In a statement written by Lynch before his death, the tech tycoon said the ruling confirmed that HPE's original claim was 'not just a wild overstatement . . . but it was off the mark by 80 per cent'. He added: 'Today's judgment is a view that Autonomy's actual value was not even 10 per cent below the price HP paid. This result exposes HP's failure and makes clear that the immense damage to Autonomy was down to HP's own errors and actions.'
A spokesman for HPE said: 'We are pleased that this decision brings us a step closer to the resolution of this dispute. We look forward to the further hearing at which the final amount of HPE's damages will be determined.'
The damages will be paid for out of Lynch's estate. In the latest Sunday Times Rich List, the Lynch family's assets were valued at £473 million. Many assets are in the name of Angela Bacares, his widow, including Loudham Hall, their Suffolk estate, and shares in the cybersecurity business Lynch backed called Darktrace, which were sold for more than $300 million last year. If HP can prove these assets were really his, they could be targeted.
HPE bought Autonomy, a pioneer in 'big data' analytics founded by Lynch in 1996, in 2011. Within months of the deal's completion, HPE claimed that Lynch and his finance chief, Sushovan Hussain, had used accounting tricks to make Autonomy appear far bigger, and financially healthier, than it was.
The sale sparked more than a decade of costly litigation and investigations.

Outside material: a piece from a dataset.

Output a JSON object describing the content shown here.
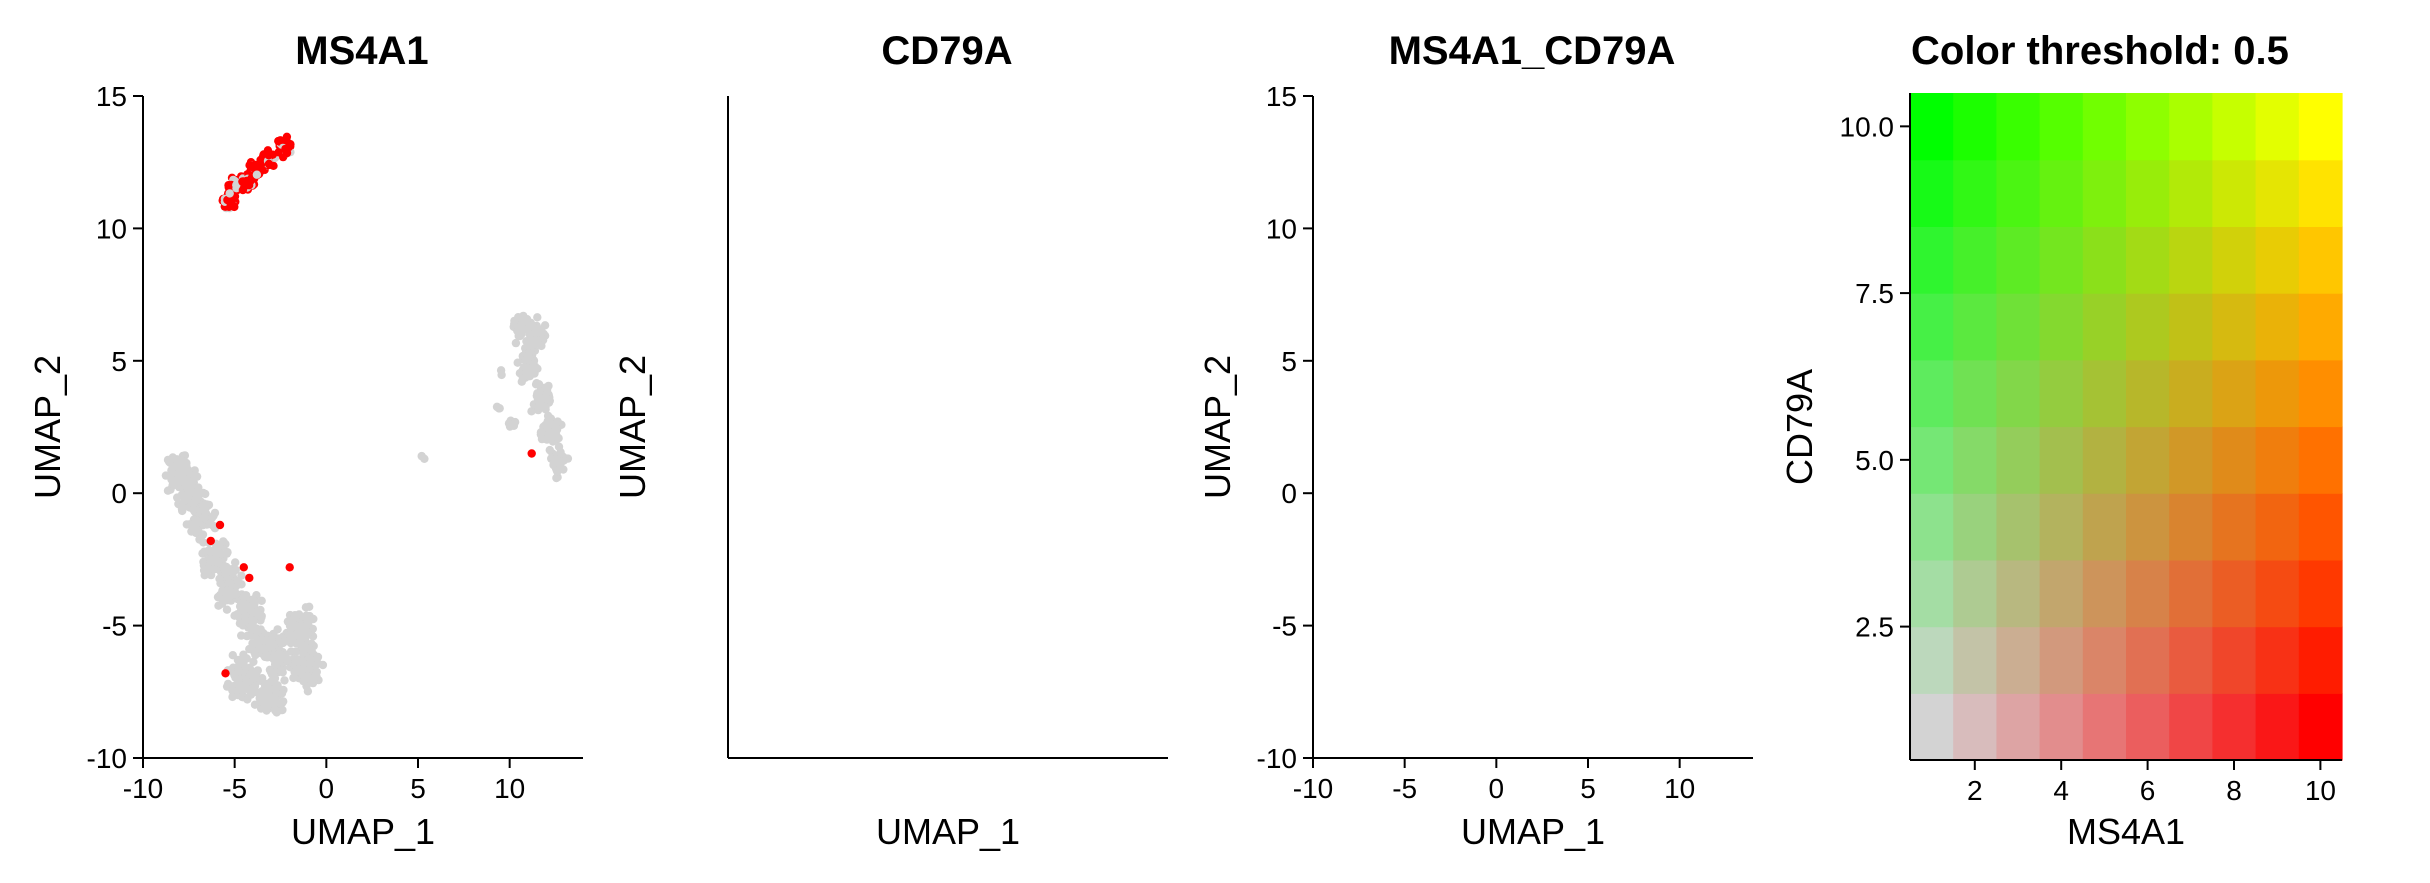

In 2018, Hussain was convicted of fraud in the US and sentenced to five years in prison. He was released in January 2024 and settled with HPE in this case for an undisclosed sum earlier this year.
In 2021, the Financial Reporting Council, the UK's accounting watchdog, fined Deloitte £15 million for 'serious failures' over its audit of Autonomy's accounts.

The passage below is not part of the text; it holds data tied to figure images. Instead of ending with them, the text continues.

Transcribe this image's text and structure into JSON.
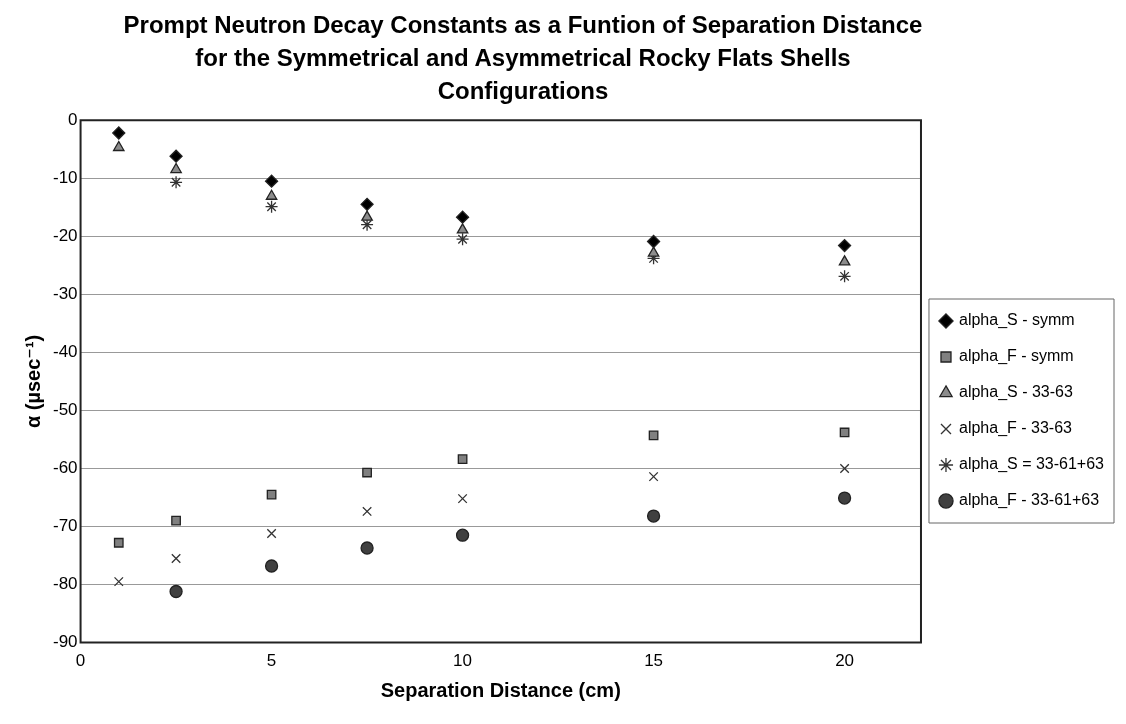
{
  "chart_data": {
    "type": "scatter",
    "title": "Prompt Neutron Decay Constants as a Funtion of Separation Distance for the Symmetrical and Asymmetrical Rocky Flats Shells Configurations",
    "xlabel": "Separation Distance (cm)",
    "ylabel": "α (µsec⁻¹)",
    "x": [
      1,
      2.5,
      5,
      7.5,
      10,
      15,
      20
    ],
    "series": [
      {
        "name": "alpha_S - symm",
        "color": "#000000",
        "marker": "diamond",
        "values": [
          -2.2,
          -6.2,
          -10.5,
          -14.5,
          -16.7,
          -20.9,
          -21.6
        ]
      },
      {
        "name": "alpha_F - symm",
        "color": "#808080",
        "marker": "square",
        "values": [
          -72.8,
          -69,
          -64.5,
          -60.7,
          -58.4,
          -54.3,
          -53.8
        ]
      },
      {
        "name": "alpha_S - 33-63",
        "color": "#8c8c8c",
        "marker": "triangle",
        "values": [
          -4.7,
          -8.5,
          -13.1,
          -16.7,
          -18.9,
          -22.9,
          -24.4
        ]
      },
      {
        "name": "alpha_F - 33-63",
        "color": "#333333",
        "marker": "cross",
        "values": [
          -79.5,
          -75.5,
          -71.2,
          -67.4,
          -65.2,
          -61.4,
          -60
        ]
      },
      {
        "name": "alpha_S = 33-61+63",
        "color": "#333333",
        "values": [
          null,
          -10.7,
          -14.9,
          -18,
          -20.5,
          -23.8,
          -26.9
        ]
      },
      {
        "name": "alpha_F - 33-61+63",
        "color": "#404040",
        "marker": "circle",
        "values": [
          null,
          -81.2,
          -76.8,
          -73.7,
          -71.5,
          -68.2,
          -65.1
        ]
      }
    ],
    "xlim": [
      0,
      22
    ],
    "xticks": [
      0,
      5,
      10,
      15,
      20
    ],
    "ylim": [
      -90,
      0
    ],
    "yticks": [
      -90,
      -80,
      -70,
      -60,
      -50,
      -40,
      -30,
      -20,
      -10,
      0
    ],
    "grid": "y",
    "legend": "right"
  }
}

After a long extradition battle, Lynch was sent to the US in 2023 to face a jury in California, but he was acquitted, along with Stephen Chamberlain, Autonomy's vice-president of finance, last June, shortly before the yacht accident in August.
According to an interim report from British marine investigators, at about 4am on August 19 last year while the Bayesian was anchored off the town of Porticello, the 56m (184ft) boat was violently knocked sideways by a sudden 80mph gust.
Water suddenly started cascading in and Bacares was pulled out of the vessel by a crew member. Others however, including Lynch and their 18-year-old daughter, Hannah, never made it out of the boat as it sank 45m to the sea bed. The conclusion of the UK legal proceedings has been in limbo since the maritime tragedy.
Although HPE wanted $4 billion, few thought it would get that much. Hildyard said in his original findings that the US company was unlikely to get the sum it was after, because HP may well have bought Autonomy, regardless of the fraud.